The American College of Radiology (ACR), the American College of Obstetricians and Gynecologists (ACOG), and the American Institute of Ultrasound in Medicine (AIUM) concur for practice guidelines for obstetrical ultrasound. This list is meant to be utilized by practitioners as an educational tool and not an inflexible rule. A departure in itself does not imply substandard care.
Standard imaging protocol…
In no particular order is recommended as follows:
- LMP entered for establishment of gestational age
- Fetal number and presentation — obviously, multiple gestations require more detailed documentation with respect to chorionicity, amnionicity, biometry and amniotic fluid comparison, placental number/ location, and fetal genitalia (if possible)
- Fetal cardiac activity documented with M-mode, reporting abnormal heart rate or rhythm; basic size and position of the heart; four chambers; outflow tracts, if possible; and any structural malformations suspected
- A qualitative assessment of amniotic fluid volume for the experienced sonographer or the AP diameter of the deepest single pocket
- Placental grade, location, and distance to the internal cervical os
- Placental cord insertion and number of vessels within the cord, noting any discrepancy in arterial AP dimension
- Cervical length to rule out a shortened or incompetent cervix — care should be taken to measure the cervix with an empty patient bladder ensuring no presence of a contraction which can create an artificially-lengthened Transvaginal sonography is recommended when suspicious for shortening.

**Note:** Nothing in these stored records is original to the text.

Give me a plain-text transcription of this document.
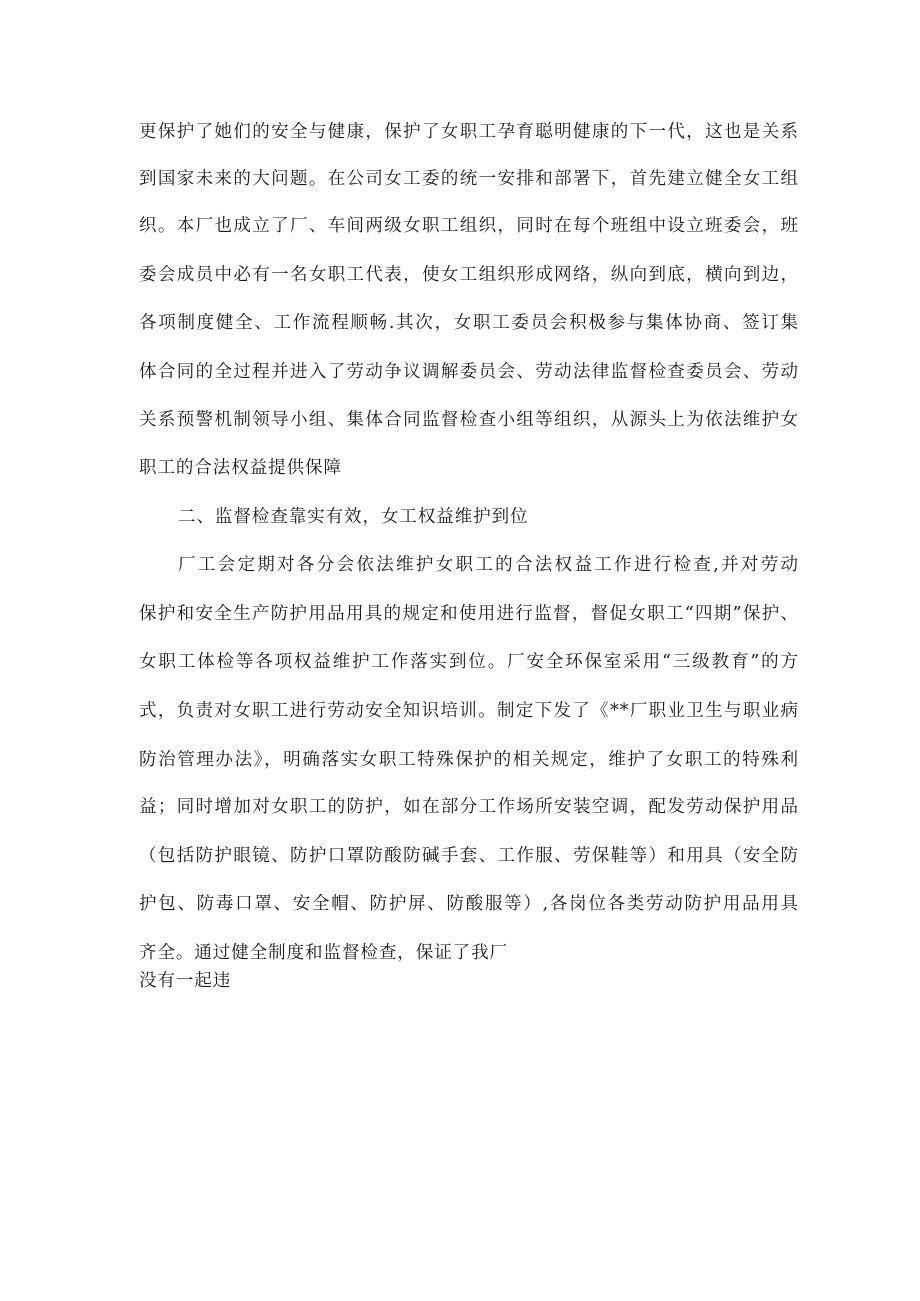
更保护了她们的安全与健康，保护了女职工孕育聪明健康的下一代，这也是关系
到国家未来的大问题。在公司女工委的统一安排和部署下，首先建立健全女工组
织。本厂也成立了厂、车间两级女职工组织，同时在每个班组中设立班委会，班
委会成员中必有一名女职工代表，使女工组织形成网络，纵向到底，横向到边，
各项制度健全、工作流程顺畅.其次，女职工委员会积极参与集体协商、签订集
体合同的全过程并进入了劳动争议调解委员会、劳动法律监督检查委员会、劳动
关系预警机制领导小组、集体合同监督检查小组等组织，从源头上为依法维护女
职工的合法权益提供保障
二、监督检查靠实有效，女工权益维护到位
厂工会定期对各分会依法维护女职工的合法权益工作进行检查,并对劳动
保护和安全生产防护用品用具的规定和使用进行监督，督促女职工“四期”保护、
女职工体检等各项权益维护工作落实到位。厂安全环保室采用“三级教育”的方
式，负责对女职工进行劳动安全知识培训。制定下发了《**厂职业卫生与职业病
防治管理办法》，明确落实女职工特殊保护的相关规定，维护了女职工的特殊利
益；同时增加对女职工的防护，如在部分工作场所安装空调，配发劳动保护用品
（包括防护眼镜、防护口罩防酸防碱手套、工作服、劳保鞋等）和用具（安全防
护包、防毒口罩、安全帽、防护屏、防酸服等）,各岗位各类劳动防护用品用具
齐全。通过健全制度和监督检查，保证了我厂
没有一起违
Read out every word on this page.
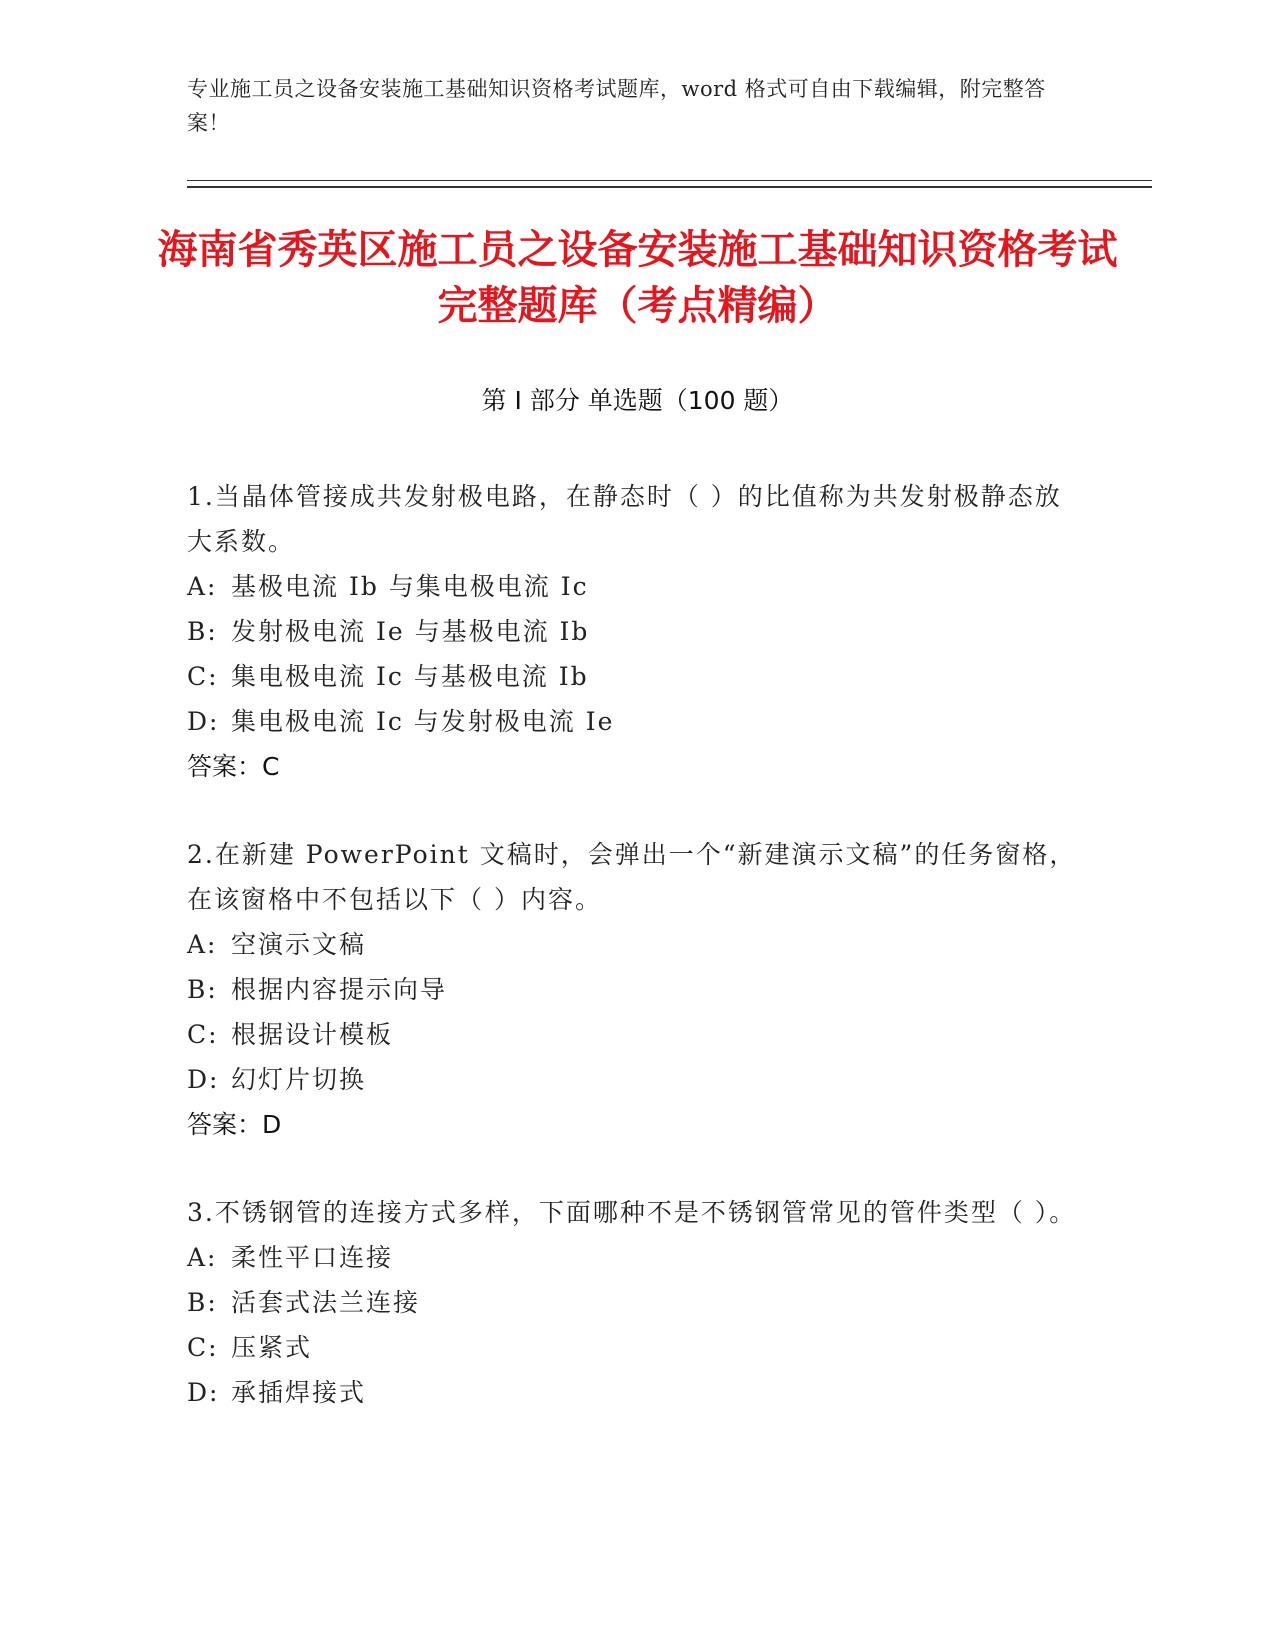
专业施工员之设备安装施工基础知识资格考试题库，word 格式可自由下载编辑，附完整答案！
海南省秀英区施工员之设备安装施工基础知识资格考试完整题库（考点精编）
第 I 部分 单选题（100 题）
1.当晶体管接成共发射极电路，在静态时（ ）的比值称为共发射极静态放大系数。
A: 基极电流 Ib 与集电极电流 Ic
B: 发射极电流 Ie 与基极电流 Ib
C: 集电极电流 Ic 与基极电流 Ib
D: 集电极电流 Ic 与发射极电流 Ie
答案：C
2.在新建 PowerPoint 文稿时，会弹出一个“新建演示文稿”的任务窗格，在该窗格中不包括以下（ ）内容。
A: 空演示文稿
B: 根据内容提示向导
C: 根据设计模板
D: 幻灯片切换
答案：D
3.不锈钢管的连接方式多样，下面哪种不是不锈钢管常见的管件类型（ ）。
A: 柔性平口连接
B: 活套式法兰连接
C: 压紧式
D: 承插焊接式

- A biometry or fetal growth assessment including the BPD or biparietal diameter and HC or head circumference, AC or abdominal circumference, and FL or femur length all shown below:
Figure 1. BPD/HC
The fetal head is measured at the level of the thalami and cavum septum pellucidum. The cerebellum, choroid plexus, cisterna magna, midline falx are also imaged. Unusual head shape noted. Intracranial ventricles should measure less than 1 cm.
Figure 2. AC
Figure 3. FL.
These measurements are compared to gestational age for consistency or discrepancy in an effort to determine a change in EDD (estimated due date) versus possible growth restriction. Growth should be compared to prior studies, if available.
- Fetal face — two eyes with lenses and upper lip
- Fetal stomach — presence, size, and situs
- Two kidneys — size, appearance, and location
- Urinary bladder — presence and size
- Umbilical cord insertion
- Fetal spine — cervical, thoracic, lumbar, and sacral
- Extremities — presence of two arms, legs, feet and long bones (digits not required but documented if possible)
- Maternal anatomy, noting pathology such as presence, size, and location of fibroids or ovarian cyst
Additionally, it’s crucial to note here that we should always be mindful in OB to incorporate the ALARA principle which is never more important than during our evaluation of a human fetus. Scanning at 100% power output is almost never needed, so practice prudently.
Finally, this report should comment on limitations for visualization as presented by fetal position and maternal body habitus. We then present to the reporting physician for interpretation.
We sonographers have an important task at hand…our physicians cannot manage what they don’t see. It is our ever-crucial responsibility to draw their attention to anything we suspect abnormal. Be familiar with pathology and differentials. Be prepared to discuss these with your reporting physician.
It is not our job to interpret findings, discuss those findings with our patients, or manage their care. But make no mistake…Yes! It is your job to diagnose. Your patients deserve a sonographer who is armed with the knowledge to detect subtle variations from the norm whenever possible. We all start somewhere. With a cautious mindset, we never stop learning.
My Final Impression
We aren’t expected to know it all. We are expected to find that which can be seen. The health and safety of expectant mom and baby-to-be…this has and always will remain the ultimate goal for ultrasound in obstetrics!